PEDIATRIC PATIENTS < 40 KG
·        URIs, GU infections, skin, and soft-tissue infections: 20–40 mg/kg/day PO in divided doses q 8 hr.
·        Post-exposure anthrax prophylaxis: 80 mg/kg/day PO divided into 3 doses.
·        Prevention of SBE: Dental, oral, or upper respiratory procedures: 50 mg/kg 1 hr before procedure.
·        Prevention of SBE in GI or GU procedures: 50 mg/kg ampicillin plus 2 mg/kg gentamicin IM or IV 30 min before procedure followed by 25 mg/kg amoxicillin.

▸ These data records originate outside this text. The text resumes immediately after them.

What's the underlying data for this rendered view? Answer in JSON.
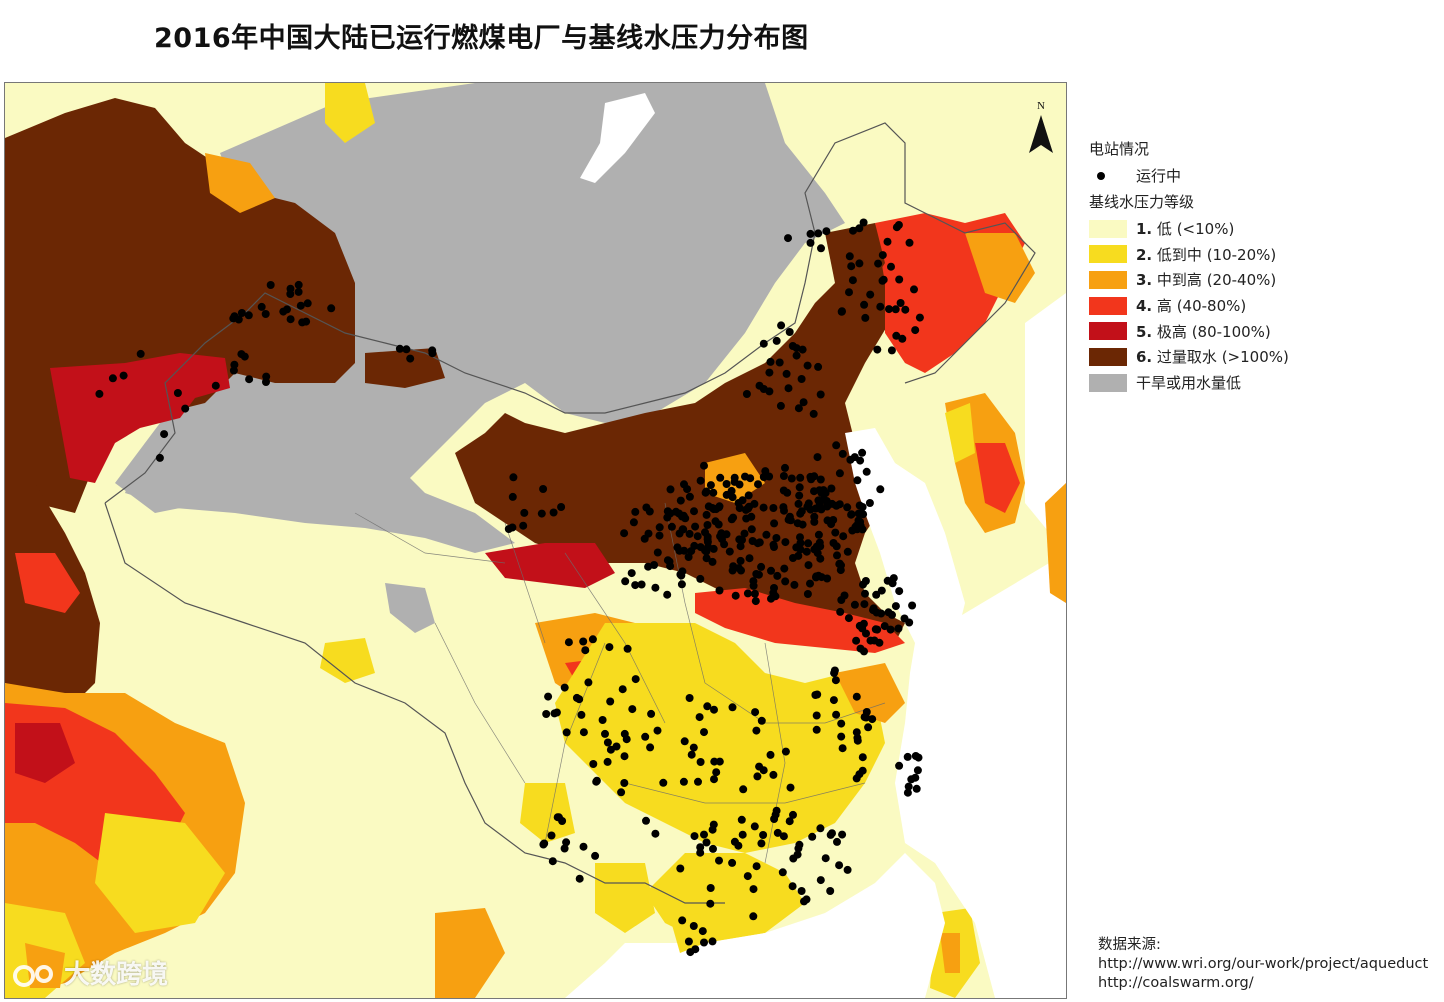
{
  "title": "2016年中国大陆已运行燃煤电厂与基线水压力分布图",
  "north_arrow": "N",
  "colors": {
    "level1": "#fafac2",
    "level2": "#f7dc1f",
    "level3": "#f7a011",
    "level4": "#f2361c",
    "level5": "#c21019",
    "level6": "#6b2704",
    "arid": "#b0b0b0",
    "water": "#ffffff",
    "boundary": "#555555",
    "plant": "#000000"
  },
  "legend": {
    "station_heading": "电站情况",
    "station_item": "运行中",
    "stress_heading": "基线水压力等级",
    "items": [
      {
        "num": "1.",
        "label": "低 (<10%)",
        "color_key": "level1"
      },
      {
        "num": "2.",
        "label": "低到中 (10-20%)",
        "color_key": "level2"
      },
      {
        "num": "3.",
        "label": "中到高 (20-40%)",
        "color_key": "level3"
      },
      {
        "num": "4.",
        "label": "高 (40-80%)",
        "color_key": "level4"
      },
      {
        "num": "5.",
        "label": "极高 (80-100%)",
        "color_key": "level5"
      },
      {
        "num": "6.",
        "label": "过量取水 (>100%)",
        "color_key": "level6"
      },
      {
        "num": "",
        "label": "干旱或用水量低",
        "color_key": "arid"
      }
    ]
  },
  "source": {
    "heading": "数据来源:",
    "url1": "http://www.wri.org/our-work/project/aqueduct",
    "url2": "http://coalswarm.org/"
  },
  "watermark": "大数跨境"
}
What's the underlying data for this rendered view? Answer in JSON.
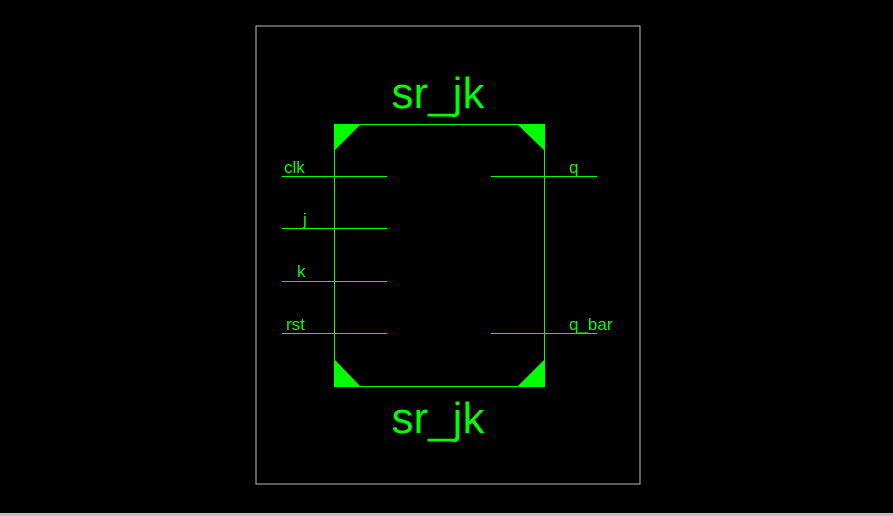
{
  "colors": {
    "background": "#000000",
    "frame": "#bdbdbd",
    "symbol": "#00ff00"
  },
  "symbol": {
    "name_top": "sr_jk",
    "name_bottom": "sr_jk"
  },
  "ports": {
    "inputs": [
      "clk",
      "j",
      "k",
      "rst"
    ],
    "outputs": [
      "q",
      "q_bar"
    ]
  }
}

For moderate-risk patients, 50 mg/kg PO 1 hr before procedure.
PEDIATRIC PATIENTS < 12 WK
Up to 30 mg/kg daily in divided doses q 12 hr.
PEDIATRIC PATIENTS > 3 MO
·        Mild to moderate URIs, GU infections, and skin infections: 20 mg/kg daily in divided doses q 8 hr or 25 mg/kg in divided doses q 12 hr.
·        For lower respiratory infections, or severe URIs, GU, or skin infections: 40 mg/kg daily in divided doses q 8 hr or 45 mg/kg daily in divided doses q 12 hr.

Pharmacokinetics
Route
Onset
Peak
Duration
Oral
Varies
1 hr
6–8 hr

Metabolism: T1/2: 1–1.4 hr
Distribution: Crosses placenta; enters breast milk
Excretion: Urine, unchanged

Adverse effects
·        CNS: Lethargy, hallucinations, seizures
·        GI: Glossitis, stomatitis, gastritis, sore mouth, furry tongue, black "hairy" tongue, nausea, vomiting, diarrhea, abdominal pain, bloody diarrhea, enterocolitis, pseudomembranous colitis, nonspecific hepatitis
·        GU: Nephritis
·        Hematologic: Anemia, thrombocytopenia, leukopenia, neutropenia, prolonged bleeding time
·        Hypersensitivity: Rash, fever, wheezing, anaphylaxis
·        Other: Superinfections—oral and rectal moniliasis, vaginitis

Interactions
·        Increased effect with probenecid
·        Decreased effectiveness with tetracyclines, chloramphenicol
·        Decreased efficacy of hormonal contraceptives
·        Delayed or reduced GI absorption with food

Nursing considerations
Assessment
·        History: Allergies to penicillins, cephalosporins, or other allergens; renal disorders; lactation
·        Physical: Culture infected area; skin color, lesion; R, adventitious sounds; bowel sounds; CBC, LFTs, renal function tests, serum electrolytes, Hct, urinalysis

Interventions
·        Culture infected area prior to treatment; reculture area if response is not as expected.
·        Give in oral preparations only; amoxicillin is not affected by food.
·        Continue therapy for at least 2 days after signs of infection have disappeared; continuation for 10 full days is recommended.
·        Use corticosteroids, antihistamines for skin reactions.

Teaching points
·        Take this drug around-the-clock.
·        Take the full course of therapy; do not stop because you feel better.
·        This antibiotic is specific for this problem and should not be used to self-treat other infections.
·        You may experience these side effects: Nausea, vomiting, GI upset (eat frequent small meals); diarrhea; sore mouth (frequent mouth care may help).
·        Report unusual bleeding or bruising, sore throat, fever, rash, hives, severe diarrhea, difficulty breathing.

Adverse effects in Italic are most common; those in Bold are life-threatening.